Saturday, March 26, 2011

Slow Cooker Chicken Cacciatore - 5pp

This recipe was in our WW Weekly issue from our meeting this week.  It looked so great that I just had to make it - and I had everything on hand to do it, too!  Since Saturday is usually my day to do the "Big Cleaning and Laundry"...its nice to put the slow cooker to work so dinner is ready when I'm worn out.  It was really great - and very filling!  Somehow when I made this, there was 4 servings of 1 1/2 cups per person instead of the 1 cup the recipe stated - but we didn't mind.  I used canned mushroom stems and peices, drained...minced garlic from a jar...tomato paste from a tube, and substituted diced tomatoes with basil and oregano for the fire roasted crushed tomatoes because that was what I had on hand.  1/4 of this recipe (5pp) with 2 oz whole-wheat penne pasta (4pp) and a glass of the leftover red wine (4pp) - a total of 13 pp for one very filling dinner of pure comfort food!

This is a classic Italian stew.  Serve it plain or over whole-wheat penne (to add another WW's power food to the meal).  For a spicier flavor, add a pinch of crushed red pepper fakes at the start of cooking.  I did both the penne and the extra spice!

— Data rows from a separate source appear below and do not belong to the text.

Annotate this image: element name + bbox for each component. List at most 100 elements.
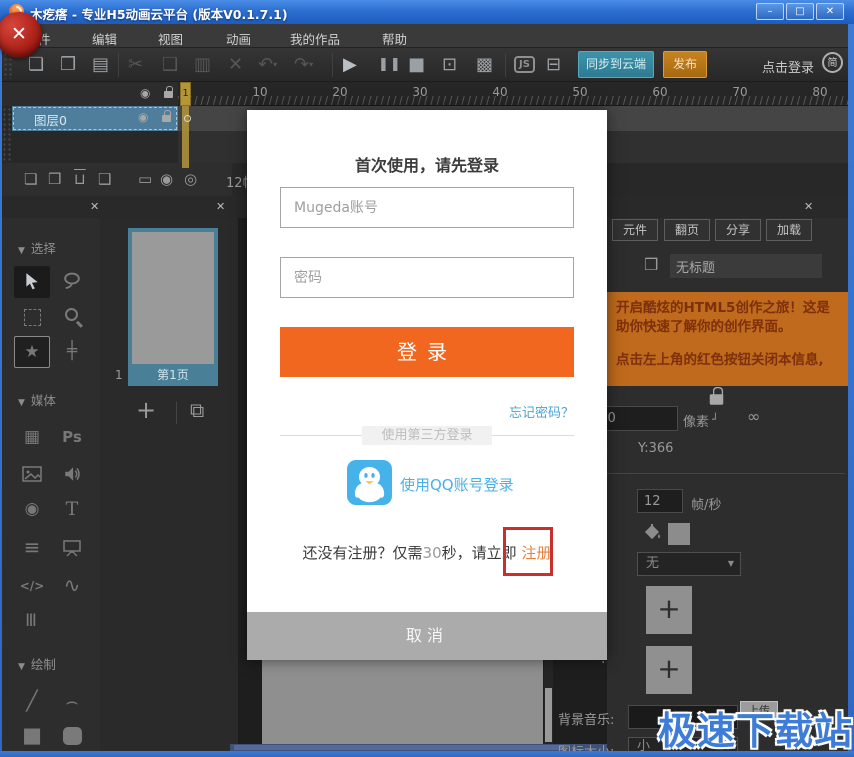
symbol-tool[interactable]: ★ xyxy=(14,336,50,368)
link-dimensions-icon[interactable]: ∞ xyxy=(747,407,760,426)
background-color-swatch[interactable] xyxy=(668,523,690,545)
tab-page-flip[interactable]: 翻页 xyxy=(664,219,710,241)
curve-tool[interactable]: ⌢ xyxy=(54,686,90,718)
rounded-rectangle-tool[interactable] xyxy=(54,720,90,752)
minimize-button[interactable]: – xyxy=(756,3,784,20)
add-summary-button[interactable]: + xyxy=(646,646,692,694)
menu-animation[interactable]: 动画 xyxy=(226,29,251,48)
sync-to-cloud-button[interactable]: 同步到云端 xyxy=(578,51,654,78)
paragraph-tool[interactable]: ≡ xyxy=(14,532,50,564)
menu-view[interactable]: 视图 xyxy=(158,29,183,48)
collapse-caret-icon[interactable]: ▼ xyxy=(18,398,25,408)
maximize-button[interactable]: □ xyxy=(786,3,814,20)
image-tool[interactable] xyxy=(14,458,50,490)
forgot-password-link[interactable]: 忘记密码？ xyxy=(509,402,574,421)
section-media[interactable]: ▼媒体 xyxy=(18,390,56,409)
audio-tool[interactable] xyxy=(54,458,90,490)
close-button[interactable]: ✕ xyxy=(816,3,844,20)
barcode-tool[interactable]: Ⅲ xyxy=(14,606,50,638)
export-icon[interactable]: ⊟ xyxy=(546,54,561,76)
text-tool[interactable]: T xyxy=(54,494,90,526)
copy-icon[interactable]: ❑ xyxy=(162,54,178,76)
aspect-lock-icon[interactable] xyxy=(710,394,724,405)
account-input[interactable] xyxy=(280,187,574,228)
lock-column-lock-icon[interactable] xyxy=(164,91,173,98)
tab-share[interactable]: 分享 xyxy=(715,219,761,241)
section-select[interactable]: ▼选择 xyxy=(18,238,56,257)
collapse-caret-icon[interactable]: ▼ xyxy=(18,246,25,256)
delete-layer-icon[interactable]: ⊔ xyxy=(74,170,86,188)
zoom-tool[interactable] xyxy=(54,302,90,334)
guides-tool[interactable]: ╪ xyxy=(54,336,90,368)
components-tool[interactable]: ▦ xyxy=(14,422,50,454)
rectangle-tool[interactable]: ■ xyxy=(14,720,50,752)
chart-tool[interactable]: ∿ xyxy=(54,570,90,602)
publish-button[interactable]: 发布 xyxy=(663,51,707,78)
code-tool[interactable]: </> xyxy=(14,570,50,602)
insert-keyframe-icon[interactable]: ◉ xyxy=(160,170,173,188)
cancel-button[interactable]: 取消 xyxy=(247,612,607,660)
undo-caret-icon[interactable]: ▾ xyxy=(273,60,277,69)
flip-effect-select[interactable]: 无 ▼ xyxy=(637,552,741,576)
redo-icon[interactable]: ↷▾ xyxy=(294,54,313,76)
layer-lock-icon[interactable] xyxy=(162,115,171,122)
paste-icon[interactable]: ▥ xyxy=(194,54,211,76)
stop-icon[interactable]: ■ xyxy=(408,54,425,76)
insert-blank-keyframe-icon[interactable]: ◎ xyxy=(184,170,197,188)
video-tool[interactable]: ◉ xyxy=(14,494,50,526)
tab-components[interactable]: 元件 xyxy=(612,219,658,241)
add-cover-button[interactable]: + xyxy=(646,586,692,634)
language-toggle-icon[interactable]: 简 xyxy=(822,52,843,73)
delete-icon[interactable]: ✕ xyxy=(228,54,243,76)
paint-bucket-icon[interactable] xyxy=(641,521,663,543)
pause-icon[interactable]: ❚❚ xyxy=(378,54,402,76)
cursor-tool[interactable] xyxy=(14,266,50,298)
open-icon[interactable]: ❒ xyxy=(60,54,76,76)
insert-frame-icon[interactable]: ▭ xyxy=(138,170,152,188)
document-title-input[interactable] xyxy=(670,254,822,278)
login-button[interactable]: 登录 xyxy=(280,327,574,377)
visibility-column-eye-icon[interactable]: ◉ xyxy=(140,86,150,100)
add-folder-icon[interactable]: ❒ xyxy=(48,170,61,188)
new-document-icon[interactable]: ❏ xyxy=(28,54,44,76)
play-icon[interactable]: ▶ xyxy=(343,54,357,76)
duplicate-page-button[interactable]: ⧉ xyxy=(190,398,204,422)
layer-name[interactable]: 图层0 xyxy=(34,110,67,129)
duplicate-layer-icon[interactable]: ❑ xyxy=(98,170,111,188)
cut-icon[interactable]: ✂ xyxy=(128,54,143,76)
add-page-button[interactable]: + xyxy=(136,396,156,424)
section-draw[interactable]: ▼绘制 xyxy=(18,654,56,673)
line-tool[interactable]: ╱ xyxy=(14,686,50,718)
add-layer-icon[interactable]: ❏ xyxy=(24,170,37,188)
panel-close-icon[interactable]: ✕ xyxy=(216,200,225,213)
layer-eye-icon[interactable]: ◉ xyxy=(138,110,148,124)
qrcode-icon[interactable]: ▩ xyxy=(476,54,493,76)
pixels-unit-label: 像素 xyxy=(683,411,709,430)
fps-input[interactable] xyxy=(637,489,683,513)
menu-help[interactable]: 帮助 xyxy=(382,29,407,48)
qq-login-label[interactable]: 使用QQ账号登录 xyxy=(400,474,514,495)
panel-close-icon[interactable]: ✕ xyxy=(90,200,99,213)
password-input[interactable] xyxy=(280,257,574,298)
save-icon[interactable]: ▤ xyxy=(92,54,109,76)
page-thumbnail[interactable]: 第1页 xyxy=(128,228,218,386)
undo-icon[interactable]: ↶▾ xyxy=(258,54,277,76)
preview-icon[interactable]: ⊡ xyxy=(442,54,457,76)
menu-edit[interactable]: 编辑 xyxy=(92,29,117,48)
redo-caret-icon[interactable]: ▾ xyxy=(309,60,313,69)
transform-tool[interactable] xyxy=(14,302,50,334)
whiteboard-tool[interactable] xyxy=(54,532,90,564)
canvas-horizontal-scrollbar-thumb[interactable] xyxy=(234,745,564,750)
qq-login-button[interactable] xyxy=(347,460,392,505)
canvas-vertical-scrollbar-thumb[interactable] xyxy=(545,688,552,742)
js-script-icon[interactable]: JS xyxy=(514,56,535,73)
collapse-caret-icon[interactable]: ▼ xyxy=(18,662,25,672)
menu-my-works[interactable]: 我的作品 xyxy=(290,29,340,48)
lasso-tool[interactable] xyxy=(54,266,90,298)
photoshop-import-tool[interactable]: Ps xyxy=(54,422,90,454)
keyframe-icon[interactable] xyxy=(184,115,191,122)
click-login-button[interactable]: 点击登录 xyxy=(762,57,814,76)
panel-close-icon[interactable]: ✕ xyxy=(804,200,813,213)
tab-loading[interactable]: 加载 xyxy=(766,219,812,241)
playhead-marker[interactable]: 1 xyxy=(180,82,191,106)
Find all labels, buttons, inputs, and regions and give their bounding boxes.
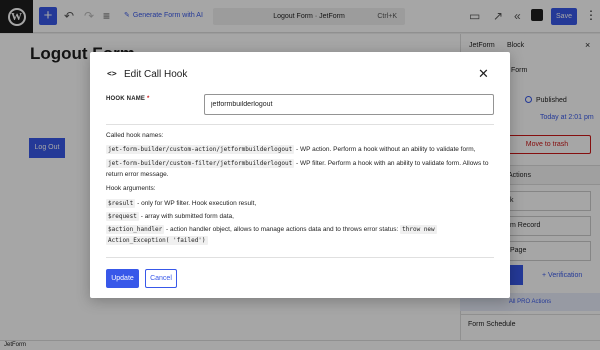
arg-handler-line: $action_handler - action handler object,…	[106, 225, 437, 234]
hook-filter-line: jet-form-builder/custom-filter/jetformbu…	[106, 159, 489, 168]
arg-result-line: $result - only for WP filter. Hook execu…	[106, 199, 257, 208]
cancel-button[interactable]: Cancel	[145, 269, 177, 288]
hook-name-input[interactable]	[204, 94, 494, 115]
called-hook-names-label: Called hook names:	[106, 132, 164, 139]
divider	[106, 257, 494, 258]
hook-action-code: jet-form-builder/custom-action/jetformbu…	[106, 145, 295, 154]
hook-filter-line-2: return error message.	[106, 171, 169, 178]
hook-name-label: HOOK NAME *	[106, 96, 150, 102]
code-icon: <>	[107, 69, 117, 78]
modal-header: <> Edit Call Hook ✕	[90, 52, 510, 88]
close-icon[interactable]: ✕	[478, 66, 489, 82]
divider	[106, 124, 494, 125]
hook-filter-code: jet-form-builder/custom-filter/jetformbu…	[106, 159, 295, 168]
hook-arguments-label: Hook arguments:	[106, 185, 156, 192]
arg-exception-line: Action_Exception( 'failed')	[106, 236, 208, 245]
edit-call-hook-modal: <> Edit Call Hook ✕ HOOK NAME * Called h…	[90, 52, 510, 298]
update-button[interactable]: Update	[106, 269, 139, 288]
hook-action-line: jet-form-builder/custom-action/jetformbu…	[106, 145, 476, 154]
modal-title: Edit Call Hook	[124, 69, 188, 80]
arg-request-line: $request - array with submitted form dat…	[106, 212, 234, 221]
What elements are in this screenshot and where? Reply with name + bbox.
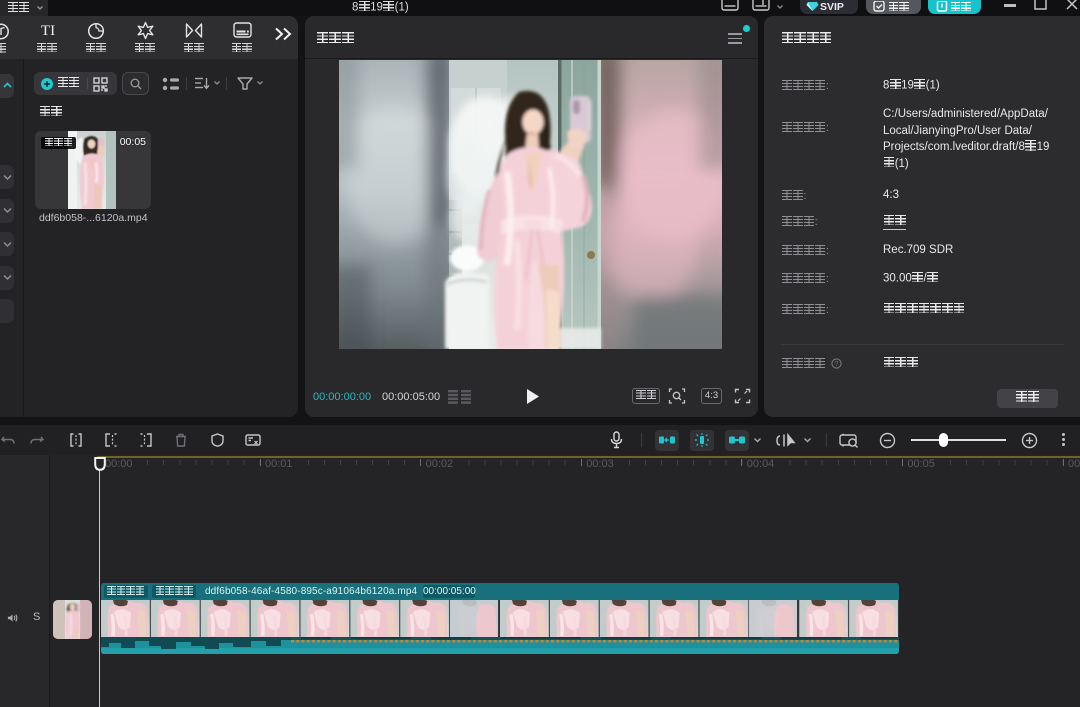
svg-text:?: ? [834, 361, 838, 368]
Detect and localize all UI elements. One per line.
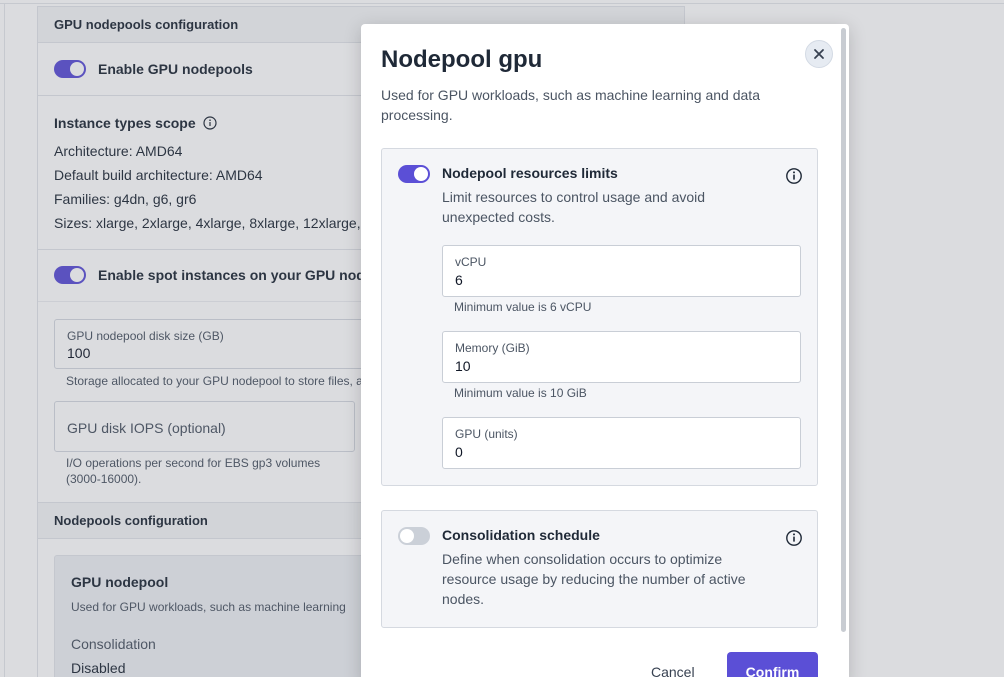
resources-limits-toggle[interactable] xyxy=(398,165,430,183)
cancel-button[interactable]: Cancel xyxy=(651,664,695,677)
vcpu-label: vCPU xyxy=(455,255,487,269)
gpu-units-label: GPU (units) xyxy=(455,427,518,441)
memory-value: 10 xyxy=(455,358,471,374)
info-icon[interactable] xyxy=(785,529,803,547)
modal-subtitle: Used for GPU workloads, such as machine … xyxy=(381,87,760,123)
consolidation-schedule-title: Consolidation schedule xyxy=(442,527,600,543)
confirm-button[interactable]: Confirm xyxy=(727,652,818,677)
close-icon xyxy=(814,49,824,59)
memory-hint: Minimum value is 10 GiB xyxy=(454,386,587,400)
resources-limits-title: Nodepool resources limits xyxy=(442,165,618,181)
memory-label: Memory (GiB) xyxy=(455,341,530,355)
vcpu-field[interactable]: vCPU 6 xyxy=(442,245,801,297)
gpu-units-field[interactable]: GPU (units) 0 xyxy=(442,417,801,469)
resources-limits-panel: Nodepool resources limits Limit resource… xyxy=(381,148,818,486)
consolidation-schedule-panel: Consolidation schedule Define when conso… xyxy=(381,510,818,628)
modal-scrollbar[interactable] xyxy=(841,28,846,632)
consolidation-schedule-desc: Define when consolidation occurs to opti… xyxy=(442,551,746,607)
resources-limits-desc: Limit resources to control usage and avo… xyxy=(442,189,706,225)
info-icon[interactable] xyxy=(785,167,803,185)
vcpu-value: 6 xyxy=(455,272,463,288)
memory-field[interactable]: Memory (GiB) 10 xyxy=(442,331,801,383)
gpu-units-value: 0 xyxy=(455,444,463,460)
close-button[interactable] xyxy=(805,40,833,68)
consolidation-schedule-toggle[interactable] xyxy=(398,527,430,545)
nodepool-modal: Nodepool gpu Used for GPU workloads, suc… xyxy=(361,24,849,677)
modal-title: Nodepool gpu xyxy=(381,46,543,73)
vcpu-hint: Minimum value is 6 vCPU xyxy=(454,300,592,314)
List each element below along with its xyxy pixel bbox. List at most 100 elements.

Slow Cooker Chicken Cacciatore  
1 lb skinless chicken thighs, cut into bite-size pieces
1 cup fresh, frozen or canned mushrooms, sliced
1 cup fresh or frozen sliced green peppers
1 cup fresh or frozen onions, chopped
1 medium garlic clove, minced
1 Tbsp canned tomato paste
14 1/2 oz can crushed tomatoes, fire-roasted
1/4 cup dry red wine
3/4 tsp dried oregano, crushed
3/4 tsp salt, divided
1/4 tsp black pepper

  • Place chicken in a 3- to 5-quart slow cooker. Add mushrooms, green pepper, onion, garlic, tomato paste, tomatoes and juice, wine, oregano, 1/2 teaspoon of salt and black pepper.
  • Cover slow cooker; cook on high heat for 5 to 6 hours or on low heat for 6 to 8 hours. Taste just before serving and add remaining 1/4 teaspoon of salt if necessary. Yields about 1 cup per serving.